Chaque branche des sciences humaines que l’auteur invoque pour appuyer sa thèse est soumise à un examen théorique et méthodologique. Chaque exemple constitue l’occasion d’une mise en garde contre des dérives réductionnistes et d’une certaine myopie des points de vue par lesquels les faits sont observés. L’auteur s’attache à réhabiliter certains aspects occultés ou mis à l’écart, notamment l’usage inapproprié des concepts et les généralisations abusives. En alliant empirie et théorie, et en tendant vers un équilibre parfait entre passé incorporé et contexte d’action, le chercheur en sciences humaines et sociales se procure les moyens d’appréhender les pratiques avec plus de chances de distanciation. En repensant les manières de faire des sociologies et en se détachant momentanément des injonctions de la pratique et des problèmes fortement circonstanciés, on fait progresser le processus de civilisation et on gagne plus de terrain en domestication des affects et en régulation de la position des intérêts de connaissance et des points de vue dans le continuum qui se tient entre les deux pulsions opposées et indissociables; entre engagement et distanciation. L’auteur valorise davantage l’échelle individuelle qui peut aboutir à des constructions d’ordre macrostructural. Il consacre un long développement autour de l’interactionnisme, convaincu par l’importance de saisir l’individu dans ses singularités pour comprendre ses pratiques. L’auteur manifeste un grand intérêt pour les productions symboliques et une indéniable prédilection pour l’univers littéraire, ses jeux et ses enjeux. Il s’en sert d’argument pour étayer les limites du concept de champ en lui attribuant la notion de «jeu» pour spécifier sa désignation. De plus, il se réfère au champ littéraire pour repenser le principe d’autonomie entre les microcosmes du monde social. En dehors du fait que l’univers littéraire constitue un contexte atypique pertinent pour repenser un modèle théorique, nous serions tentée de rapporter ce choix à un intérêt de connaissance motivé par le passé incorporé de l’auteur. 

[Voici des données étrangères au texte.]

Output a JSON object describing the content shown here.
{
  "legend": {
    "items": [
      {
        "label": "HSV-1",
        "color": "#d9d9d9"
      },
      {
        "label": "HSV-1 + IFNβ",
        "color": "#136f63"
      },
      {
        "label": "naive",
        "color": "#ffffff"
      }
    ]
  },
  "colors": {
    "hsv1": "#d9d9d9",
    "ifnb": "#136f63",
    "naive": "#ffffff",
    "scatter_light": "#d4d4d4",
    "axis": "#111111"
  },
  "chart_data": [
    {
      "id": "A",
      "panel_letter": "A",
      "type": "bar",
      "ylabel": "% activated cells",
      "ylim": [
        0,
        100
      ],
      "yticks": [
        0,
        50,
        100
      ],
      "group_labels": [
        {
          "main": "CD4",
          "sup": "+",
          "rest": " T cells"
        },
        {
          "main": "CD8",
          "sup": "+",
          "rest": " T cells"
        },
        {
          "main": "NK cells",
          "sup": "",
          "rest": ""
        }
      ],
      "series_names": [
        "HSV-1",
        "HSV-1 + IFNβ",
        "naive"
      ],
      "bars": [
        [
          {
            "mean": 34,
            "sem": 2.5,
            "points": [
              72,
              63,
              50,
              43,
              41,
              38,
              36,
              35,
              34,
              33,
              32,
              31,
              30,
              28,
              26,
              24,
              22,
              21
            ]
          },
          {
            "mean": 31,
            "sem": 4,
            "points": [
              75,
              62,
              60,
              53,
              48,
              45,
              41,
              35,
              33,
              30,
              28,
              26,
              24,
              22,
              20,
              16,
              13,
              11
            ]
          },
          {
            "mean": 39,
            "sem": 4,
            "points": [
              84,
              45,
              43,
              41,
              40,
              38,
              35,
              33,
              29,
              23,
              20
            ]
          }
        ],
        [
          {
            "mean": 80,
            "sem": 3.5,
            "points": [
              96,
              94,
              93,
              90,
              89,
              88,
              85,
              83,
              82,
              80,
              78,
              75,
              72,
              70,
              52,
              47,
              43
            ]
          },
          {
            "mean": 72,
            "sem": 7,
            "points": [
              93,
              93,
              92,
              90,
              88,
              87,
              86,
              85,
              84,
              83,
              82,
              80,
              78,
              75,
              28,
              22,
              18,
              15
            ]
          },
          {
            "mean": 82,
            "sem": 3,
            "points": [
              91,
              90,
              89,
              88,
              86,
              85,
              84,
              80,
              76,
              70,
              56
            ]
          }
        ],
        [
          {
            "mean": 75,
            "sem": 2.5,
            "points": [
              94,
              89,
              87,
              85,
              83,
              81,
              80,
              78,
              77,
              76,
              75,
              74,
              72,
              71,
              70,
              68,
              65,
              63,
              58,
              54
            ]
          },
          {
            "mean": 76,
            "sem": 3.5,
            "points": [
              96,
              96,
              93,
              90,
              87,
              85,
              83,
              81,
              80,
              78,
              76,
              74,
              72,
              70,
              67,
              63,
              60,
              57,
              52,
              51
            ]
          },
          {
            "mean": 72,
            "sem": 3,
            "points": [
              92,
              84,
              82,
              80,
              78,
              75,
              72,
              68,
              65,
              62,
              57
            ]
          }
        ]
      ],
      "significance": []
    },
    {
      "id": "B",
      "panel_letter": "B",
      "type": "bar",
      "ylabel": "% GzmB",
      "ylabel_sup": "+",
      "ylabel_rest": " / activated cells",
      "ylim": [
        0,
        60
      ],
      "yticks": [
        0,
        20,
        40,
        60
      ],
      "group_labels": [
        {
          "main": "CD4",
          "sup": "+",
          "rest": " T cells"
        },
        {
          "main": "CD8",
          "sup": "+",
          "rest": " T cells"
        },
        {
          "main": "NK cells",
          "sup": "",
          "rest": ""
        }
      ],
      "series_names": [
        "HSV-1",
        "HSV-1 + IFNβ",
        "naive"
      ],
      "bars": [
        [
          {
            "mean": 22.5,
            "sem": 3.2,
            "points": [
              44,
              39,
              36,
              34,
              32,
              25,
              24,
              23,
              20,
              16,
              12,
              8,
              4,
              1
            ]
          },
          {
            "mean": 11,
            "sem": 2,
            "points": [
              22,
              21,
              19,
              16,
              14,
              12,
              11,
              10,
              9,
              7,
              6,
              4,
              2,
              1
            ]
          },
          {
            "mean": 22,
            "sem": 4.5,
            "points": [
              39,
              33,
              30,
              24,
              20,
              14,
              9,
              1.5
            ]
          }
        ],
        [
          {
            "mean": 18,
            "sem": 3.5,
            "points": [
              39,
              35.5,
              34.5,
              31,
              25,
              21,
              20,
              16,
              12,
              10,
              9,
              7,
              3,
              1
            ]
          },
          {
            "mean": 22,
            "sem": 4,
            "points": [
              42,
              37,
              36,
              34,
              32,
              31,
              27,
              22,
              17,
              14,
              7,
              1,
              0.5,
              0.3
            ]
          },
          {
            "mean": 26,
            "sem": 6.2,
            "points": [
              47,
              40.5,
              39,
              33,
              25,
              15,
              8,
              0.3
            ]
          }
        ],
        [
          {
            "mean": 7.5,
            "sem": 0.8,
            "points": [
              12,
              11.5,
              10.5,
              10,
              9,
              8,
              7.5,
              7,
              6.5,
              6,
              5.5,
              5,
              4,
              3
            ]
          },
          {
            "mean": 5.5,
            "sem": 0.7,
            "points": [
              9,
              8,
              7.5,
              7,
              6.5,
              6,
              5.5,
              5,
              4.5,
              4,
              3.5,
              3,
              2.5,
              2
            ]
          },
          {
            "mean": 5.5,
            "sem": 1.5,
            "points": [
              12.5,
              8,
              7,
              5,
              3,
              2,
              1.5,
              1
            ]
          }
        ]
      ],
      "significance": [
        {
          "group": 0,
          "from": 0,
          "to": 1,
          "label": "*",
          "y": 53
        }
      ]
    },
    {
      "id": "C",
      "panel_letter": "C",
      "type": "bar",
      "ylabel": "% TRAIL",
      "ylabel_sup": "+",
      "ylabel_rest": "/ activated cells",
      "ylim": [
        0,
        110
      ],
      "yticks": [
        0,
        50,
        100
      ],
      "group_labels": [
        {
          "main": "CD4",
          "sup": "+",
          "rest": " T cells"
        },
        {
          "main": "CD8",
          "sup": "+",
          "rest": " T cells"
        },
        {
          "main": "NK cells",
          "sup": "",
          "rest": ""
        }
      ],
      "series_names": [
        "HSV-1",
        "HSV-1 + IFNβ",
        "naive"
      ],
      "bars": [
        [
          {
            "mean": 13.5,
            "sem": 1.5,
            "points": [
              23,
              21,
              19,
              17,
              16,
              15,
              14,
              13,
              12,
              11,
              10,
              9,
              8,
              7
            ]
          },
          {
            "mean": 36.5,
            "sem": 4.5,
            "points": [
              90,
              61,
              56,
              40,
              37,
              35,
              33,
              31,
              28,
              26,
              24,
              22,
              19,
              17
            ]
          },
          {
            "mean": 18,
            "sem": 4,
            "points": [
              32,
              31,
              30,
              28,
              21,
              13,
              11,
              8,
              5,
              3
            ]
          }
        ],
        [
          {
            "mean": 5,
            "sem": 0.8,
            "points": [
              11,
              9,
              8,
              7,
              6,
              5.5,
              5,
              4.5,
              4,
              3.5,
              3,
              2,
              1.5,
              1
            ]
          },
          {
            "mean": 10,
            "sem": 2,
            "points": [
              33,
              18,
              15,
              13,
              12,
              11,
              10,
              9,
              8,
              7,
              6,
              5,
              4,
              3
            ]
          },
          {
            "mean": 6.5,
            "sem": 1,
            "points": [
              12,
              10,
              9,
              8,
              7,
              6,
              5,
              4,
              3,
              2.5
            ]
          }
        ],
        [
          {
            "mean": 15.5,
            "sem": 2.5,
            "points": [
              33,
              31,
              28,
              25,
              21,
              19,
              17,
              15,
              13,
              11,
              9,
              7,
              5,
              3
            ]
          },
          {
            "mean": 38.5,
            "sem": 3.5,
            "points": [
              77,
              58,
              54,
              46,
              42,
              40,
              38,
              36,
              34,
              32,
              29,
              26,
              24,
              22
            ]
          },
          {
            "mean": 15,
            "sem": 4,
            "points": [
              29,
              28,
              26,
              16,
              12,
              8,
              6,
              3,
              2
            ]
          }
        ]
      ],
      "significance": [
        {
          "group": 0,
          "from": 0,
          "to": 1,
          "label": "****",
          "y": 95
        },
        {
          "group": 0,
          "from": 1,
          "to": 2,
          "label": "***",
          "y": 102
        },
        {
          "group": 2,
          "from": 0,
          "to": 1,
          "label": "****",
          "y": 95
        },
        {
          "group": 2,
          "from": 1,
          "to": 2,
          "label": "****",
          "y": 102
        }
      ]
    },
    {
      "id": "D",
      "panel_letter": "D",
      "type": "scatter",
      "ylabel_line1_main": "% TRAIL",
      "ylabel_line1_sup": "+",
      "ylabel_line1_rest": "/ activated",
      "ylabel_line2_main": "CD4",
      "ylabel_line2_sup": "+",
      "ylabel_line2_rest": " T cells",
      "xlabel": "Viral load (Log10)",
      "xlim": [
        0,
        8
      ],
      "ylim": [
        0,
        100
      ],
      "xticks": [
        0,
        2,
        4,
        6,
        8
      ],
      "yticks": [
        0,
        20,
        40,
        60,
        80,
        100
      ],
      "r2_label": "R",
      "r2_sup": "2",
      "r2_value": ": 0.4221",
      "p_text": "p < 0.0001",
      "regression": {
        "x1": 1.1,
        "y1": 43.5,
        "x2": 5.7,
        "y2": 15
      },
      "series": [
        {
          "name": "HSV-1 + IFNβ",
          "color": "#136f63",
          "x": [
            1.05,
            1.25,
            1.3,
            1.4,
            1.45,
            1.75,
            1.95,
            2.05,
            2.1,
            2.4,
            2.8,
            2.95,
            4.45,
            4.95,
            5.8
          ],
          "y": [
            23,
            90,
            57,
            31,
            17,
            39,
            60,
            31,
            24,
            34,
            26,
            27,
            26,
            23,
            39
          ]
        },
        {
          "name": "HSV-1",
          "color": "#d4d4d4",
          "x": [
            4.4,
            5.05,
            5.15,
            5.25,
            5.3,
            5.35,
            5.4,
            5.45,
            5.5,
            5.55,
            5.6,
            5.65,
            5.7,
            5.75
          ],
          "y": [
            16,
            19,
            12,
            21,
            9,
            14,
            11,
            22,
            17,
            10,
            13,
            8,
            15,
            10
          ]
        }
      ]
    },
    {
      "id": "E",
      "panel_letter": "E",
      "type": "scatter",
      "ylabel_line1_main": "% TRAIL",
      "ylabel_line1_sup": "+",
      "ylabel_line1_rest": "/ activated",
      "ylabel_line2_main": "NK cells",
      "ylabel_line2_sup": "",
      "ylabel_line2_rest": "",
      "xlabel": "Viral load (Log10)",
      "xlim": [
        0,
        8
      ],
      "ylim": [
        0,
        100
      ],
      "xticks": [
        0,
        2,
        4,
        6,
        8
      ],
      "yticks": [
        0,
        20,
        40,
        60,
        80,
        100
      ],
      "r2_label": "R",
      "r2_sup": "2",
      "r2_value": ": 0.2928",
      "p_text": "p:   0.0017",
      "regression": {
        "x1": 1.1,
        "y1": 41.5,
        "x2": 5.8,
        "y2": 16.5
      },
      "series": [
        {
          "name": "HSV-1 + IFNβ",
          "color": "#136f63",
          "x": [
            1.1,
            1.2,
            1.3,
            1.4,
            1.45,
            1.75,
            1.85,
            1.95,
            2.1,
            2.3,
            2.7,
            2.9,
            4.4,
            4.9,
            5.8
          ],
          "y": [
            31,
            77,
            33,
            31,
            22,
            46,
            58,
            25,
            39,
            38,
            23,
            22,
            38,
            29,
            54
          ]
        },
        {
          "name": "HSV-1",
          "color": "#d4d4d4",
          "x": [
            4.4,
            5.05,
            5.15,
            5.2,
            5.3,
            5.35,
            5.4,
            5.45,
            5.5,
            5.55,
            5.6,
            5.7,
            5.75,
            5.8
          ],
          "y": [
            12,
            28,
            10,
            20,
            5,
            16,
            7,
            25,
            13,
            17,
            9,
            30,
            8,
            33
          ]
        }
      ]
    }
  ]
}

Monde pluriel donne à voir un univers complexe que l’auteur propose de saisir au sein d’une configuration globale. Il propose finalement une vision qui soit à l’image de la complexité de l’humain et qui rende raison du caractère essentiellement multidimensionnel de l’homme. D’un autre point de vue, c’est cette complexité de l’humain qui a orienté le développement de la connaissance que l’homme ambitionne d’avoir de lui-même, et conditionné le processus de différenciation et de division des activités. Tout comme le domaine des arts qui donne à voir une infinité de mondes possibles et de représentations de la réalité, les sociologies proposent une pluralité de perspectives, une multitude de manières de faire pour appréhender le fait social. Derrière la diversité des créations artistiques et l’éclatement des genres gît une perception esthétique de la réalité. De la même manière, sous la multiplication des constructions scientifiques se tient un maillage de vues partielles, une unité, un programme d’ensemble plus général, ceslui de saisir les pratiques sociales. La diversité des intérêts de connaissance est à l’origine de la pluralité des projets sociologiques existants. Ces intérêts de connaissance sont à leur tour le produit des différentes expériences socialisatrices des chercheurs et se rattachent à des objets singuliers et des échelles d’observation particulières. Une infinité de configurations structure les différents travaux mais ne compromet pas leur scientificité. Dans cette perspective, l’auteur valorise une démarche consensuelle synthétisant les divers travaux pour une cumulativité des sciences humaines et sociales. Lahire esquisse les grandes lignes d’un projet «audacieux» faisant valoir les acquis partiels dans un programme d’ensemble où chaque travail scientifique constitue une pièce du puzzle qu’est le monde social.